The holistic view of the person is the essence of the physiotherapy.
Knowledge of approaches that develop the whole person promotes better patient
outcomes. Multisensory Self-referential stimulation, more than a unisensory one,
seems to produce a holistic experience of the Self (Core-Self). OBJECTIVES:
(1) To analyze the somatotopic brain activation during unisensory and multisensorial
Self-referential stimulus; and
(2) to understand if the areas activated by
multisensorial Self-referential stimulation are the ones responsible for the
"Core-Self." METHODS: An exploratory functional magnetic resonance imaging (fMRI)

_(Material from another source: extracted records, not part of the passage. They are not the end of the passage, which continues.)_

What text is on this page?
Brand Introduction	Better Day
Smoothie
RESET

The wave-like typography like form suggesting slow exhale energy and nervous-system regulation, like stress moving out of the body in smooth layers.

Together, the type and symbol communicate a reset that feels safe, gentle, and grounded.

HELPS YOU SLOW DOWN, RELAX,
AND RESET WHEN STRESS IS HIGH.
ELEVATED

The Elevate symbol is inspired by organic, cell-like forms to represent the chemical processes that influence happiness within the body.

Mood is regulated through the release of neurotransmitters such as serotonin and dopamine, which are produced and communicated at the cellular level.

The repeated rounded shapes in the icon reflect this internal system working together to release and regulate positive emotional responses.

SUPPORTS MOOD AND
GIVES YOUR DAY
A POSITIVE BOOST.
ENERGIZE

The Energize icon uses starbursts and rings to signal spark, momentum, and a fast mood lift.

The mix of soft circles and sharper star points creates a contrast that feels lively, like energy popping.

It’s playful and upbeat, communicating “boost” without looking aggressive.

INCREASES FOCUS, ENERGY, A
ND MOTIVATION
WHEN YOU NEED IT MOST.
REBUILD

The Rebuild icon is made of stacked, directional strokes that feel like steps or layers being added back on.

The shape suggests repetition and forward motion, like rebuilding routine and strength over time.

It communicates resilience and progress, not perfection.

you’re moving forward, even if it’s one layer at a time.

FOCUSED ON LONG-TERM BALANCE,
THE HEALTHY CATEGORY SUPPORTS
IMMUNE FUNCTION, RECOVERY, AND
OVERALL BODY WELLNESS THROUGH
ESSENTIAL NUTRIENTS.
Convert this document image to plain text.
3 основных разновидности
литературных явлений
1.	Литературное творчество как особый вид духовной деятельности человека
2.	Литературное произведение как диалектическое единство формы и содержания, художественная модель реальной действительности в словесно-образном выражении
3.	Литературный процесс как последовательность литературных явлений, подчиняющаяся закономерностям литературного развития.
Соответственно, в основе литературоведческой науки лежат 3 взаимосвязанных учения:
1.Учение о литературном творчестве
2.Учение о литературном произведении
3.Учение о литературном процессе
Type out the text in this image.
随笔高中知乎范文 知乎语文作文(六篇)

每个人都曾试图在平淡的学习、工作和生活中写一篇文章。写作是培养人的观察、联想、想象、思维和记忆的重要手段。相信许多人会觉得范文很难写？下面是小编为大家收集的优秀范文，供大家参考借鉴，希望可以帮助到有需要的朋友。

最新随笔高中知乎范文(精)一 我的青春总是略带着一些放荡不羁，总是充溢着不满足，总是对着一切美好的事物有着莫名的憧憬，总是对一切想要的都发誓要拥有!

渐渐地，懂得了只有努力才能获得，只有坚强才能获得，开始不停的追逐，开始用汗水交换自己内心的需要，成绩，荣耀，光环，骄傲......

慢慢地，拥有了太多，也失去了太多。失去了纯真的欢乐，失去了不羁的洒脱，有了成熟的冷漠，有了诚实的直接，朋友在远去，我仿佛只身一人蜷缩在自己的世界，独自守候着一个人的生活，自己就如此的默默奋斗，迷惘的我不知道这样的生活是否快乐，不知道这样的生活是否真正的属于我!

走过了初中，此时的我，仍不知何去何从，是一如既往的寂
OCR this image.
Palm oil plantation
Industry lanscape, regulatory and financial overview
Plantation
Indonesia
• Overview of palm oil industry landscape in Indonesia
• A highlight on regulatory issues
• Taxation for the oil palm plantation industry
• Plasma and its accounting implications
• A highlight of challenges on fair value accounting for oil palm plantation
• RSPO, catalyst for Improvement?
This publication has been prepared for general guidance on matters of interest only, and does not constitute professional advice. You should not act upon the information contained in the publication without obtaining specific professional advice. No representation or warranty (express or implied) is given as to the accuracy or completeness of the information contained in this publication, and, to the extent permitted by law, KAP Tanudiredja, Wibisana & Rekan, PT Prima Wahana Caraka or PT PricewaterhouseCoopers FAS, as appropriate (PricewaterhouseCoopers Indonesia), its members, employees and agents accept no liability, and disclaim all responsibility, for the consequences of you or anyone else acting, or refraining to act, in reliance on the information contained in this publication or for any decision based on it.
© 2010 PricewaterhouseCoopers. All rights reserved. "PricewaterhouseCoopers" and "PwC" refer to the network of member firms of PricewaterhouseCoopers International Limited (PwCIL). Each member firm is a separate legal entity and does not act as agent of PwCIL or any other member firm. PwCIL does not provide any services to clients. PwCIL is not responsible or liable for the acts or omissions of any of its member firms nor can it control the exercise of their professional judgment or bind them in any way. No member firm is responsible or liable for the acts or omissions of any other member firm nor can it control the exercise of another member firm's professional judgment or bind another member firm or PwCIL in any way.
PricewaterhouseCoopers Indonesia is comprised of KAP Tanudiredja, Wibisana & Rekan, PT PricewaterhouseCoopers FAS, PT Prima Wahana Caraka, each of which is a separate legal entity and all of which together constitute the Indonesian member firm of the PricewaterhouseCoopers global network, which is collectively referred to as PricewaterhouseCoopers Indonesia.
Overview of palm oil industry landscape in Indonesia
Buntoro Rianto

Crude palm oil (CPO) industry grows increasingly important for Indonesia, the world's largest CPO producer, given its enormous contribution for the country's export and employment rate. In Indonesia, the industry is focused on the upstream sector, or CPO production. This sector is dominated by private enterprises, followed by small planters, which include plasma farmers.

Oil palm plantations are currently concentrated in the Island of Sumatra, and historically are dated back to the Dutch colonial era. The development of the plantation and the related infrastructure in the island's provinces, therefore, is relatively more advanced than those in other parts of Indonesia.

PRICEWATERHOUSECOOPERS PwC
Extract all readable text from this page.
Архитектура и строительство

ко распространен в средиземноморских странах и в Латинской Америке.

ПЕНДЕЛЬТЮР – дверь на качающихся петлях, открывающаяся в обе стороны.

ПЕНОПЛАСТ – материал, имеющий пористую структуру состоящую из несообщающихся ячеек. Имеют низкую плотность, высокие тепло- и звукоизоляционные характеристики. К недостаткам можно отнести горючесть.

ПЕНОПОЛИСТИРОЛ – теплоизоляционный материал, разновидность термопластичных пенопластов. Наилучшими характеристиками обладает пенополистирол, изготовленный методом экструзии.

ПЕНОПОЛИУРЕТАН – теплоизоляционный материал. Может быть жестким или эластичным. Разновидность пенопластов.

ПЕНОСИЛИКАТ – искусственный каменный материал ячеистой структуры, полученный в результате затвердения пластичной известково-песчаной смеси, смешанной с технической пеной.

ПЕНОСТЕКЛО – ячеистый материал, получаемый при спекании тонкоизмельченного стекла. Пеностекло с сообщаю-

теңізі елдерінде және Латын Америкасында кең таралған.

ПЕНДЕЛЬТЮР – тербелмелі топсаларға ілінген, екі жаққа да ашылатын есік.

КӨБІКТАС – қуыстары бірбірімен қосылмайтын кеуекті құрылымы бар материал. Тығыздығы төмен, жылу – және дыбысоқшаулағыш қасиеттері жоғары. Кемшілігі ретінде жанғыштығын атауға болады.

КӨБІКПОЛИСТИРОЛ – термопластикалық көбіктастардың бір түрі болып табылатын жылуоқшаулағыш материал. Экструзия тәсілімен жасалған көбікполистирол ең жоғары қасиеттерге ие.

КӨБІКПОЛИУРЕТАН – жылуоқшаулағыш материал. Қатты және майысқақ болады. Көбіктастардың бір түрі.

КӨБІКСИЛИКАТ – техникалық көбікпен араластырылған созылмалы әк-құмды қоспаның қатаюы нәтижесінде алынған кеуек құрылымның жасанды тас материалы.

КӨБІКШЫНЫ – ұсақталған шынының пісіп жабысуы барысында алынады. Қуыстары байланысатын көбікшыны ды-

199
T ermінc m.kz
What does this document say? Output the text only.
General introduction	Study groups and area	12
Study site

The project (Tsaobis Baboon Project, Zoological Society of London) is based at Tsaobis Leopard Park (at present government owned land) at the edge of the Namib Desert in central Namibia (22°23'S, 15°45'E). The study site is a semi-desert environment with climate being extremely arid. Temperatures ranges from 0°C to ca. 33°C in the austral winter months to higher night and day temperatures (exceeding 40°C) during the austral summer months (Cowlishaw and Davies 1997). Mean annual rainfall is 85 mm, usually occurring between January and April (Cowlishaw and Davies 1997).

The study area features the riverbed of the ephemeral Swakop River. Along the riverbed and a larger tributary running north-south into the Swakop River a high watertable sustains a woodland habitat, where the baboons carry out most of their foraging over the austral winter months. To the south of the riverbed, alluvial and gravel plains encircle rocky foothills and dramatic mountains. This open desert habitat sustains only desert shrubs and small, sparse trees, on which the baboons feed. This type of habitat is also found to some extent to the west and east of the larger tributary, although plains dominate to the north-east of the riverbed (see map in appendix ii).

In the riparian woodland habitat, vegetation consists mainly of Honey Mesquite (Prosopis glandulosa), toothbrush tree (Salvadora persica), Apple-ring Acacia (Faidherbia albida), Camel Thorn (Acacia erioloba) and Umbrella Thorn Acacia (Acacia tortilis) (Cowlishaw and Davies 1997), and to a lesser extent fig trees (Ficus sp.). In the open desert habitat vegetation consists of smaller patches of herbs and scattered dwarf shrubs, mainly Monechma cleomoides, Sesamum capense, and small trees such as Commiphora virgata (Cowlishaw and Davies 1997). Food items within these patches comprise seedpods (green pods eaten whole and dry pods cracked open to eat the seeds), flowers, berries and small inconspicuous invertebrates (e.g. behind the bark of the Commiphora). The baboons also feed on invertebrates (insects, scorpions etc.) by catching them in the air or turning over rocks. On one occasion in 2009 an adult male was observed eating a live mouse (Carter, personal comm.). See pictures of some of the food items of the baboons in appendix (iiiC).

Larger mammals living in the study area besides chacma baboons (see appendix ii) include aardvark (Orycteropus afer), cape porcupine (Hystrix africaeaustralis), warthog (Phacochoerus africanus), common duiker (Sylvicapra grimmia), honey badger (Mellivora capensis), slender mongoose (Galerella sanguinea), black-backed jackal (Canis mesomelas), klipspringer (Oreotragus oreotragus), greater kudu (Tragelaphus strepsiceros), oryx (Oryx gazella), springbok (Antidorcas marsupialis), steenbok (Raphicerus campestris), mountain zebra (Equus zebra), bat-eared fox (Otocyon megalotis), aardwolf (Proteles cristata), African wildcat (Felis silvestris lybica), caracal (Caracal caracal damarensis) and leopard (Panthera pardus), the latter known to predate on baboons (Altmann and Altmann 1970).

study was performed with 10 healthy subjects, under the stimulation of the lower
limbs with three Self-referential stimuli: unisensory auditory-verbal, unisensory
tactile-manual, and multisensory, applying the unisensory stimuli simultaneously.
RESULTS: Unisensory stimulation elicits bilateral activations of the
temporoparietal junction (TPJ), of the primary somatosensory cortex (S1), of the
primary motor cortex (BA4), of the premotor cortex (BA6) and of BA44;
multisensory stimulation also elicits activity in TPJ, BA4, and BA6, and when
compared with unisensory stimuli, activations were found in: (1) Cortical and
subcortical midline structures-BA7 (precuneus), BA9 (medial prefrontal cortex),
BA30 (posterior cingulated), superior colliculum and posterior cerebellum; and
(2) Posterior lateral cortex-TPJ, posterior BA13 (insula), BA19, and BA37.
Bilateral TPJ is the one that showed the biggest activation volume. CONCLUSION:
This specific multisensory stimulation produces a brain activation map in regions
that are responsible for multisensory Self-processing and may represent the
Core-Self. We recommend the use of this specific multisensory stimulation as a
physiotherapy intervention strategy that might promote the Self-reorganization.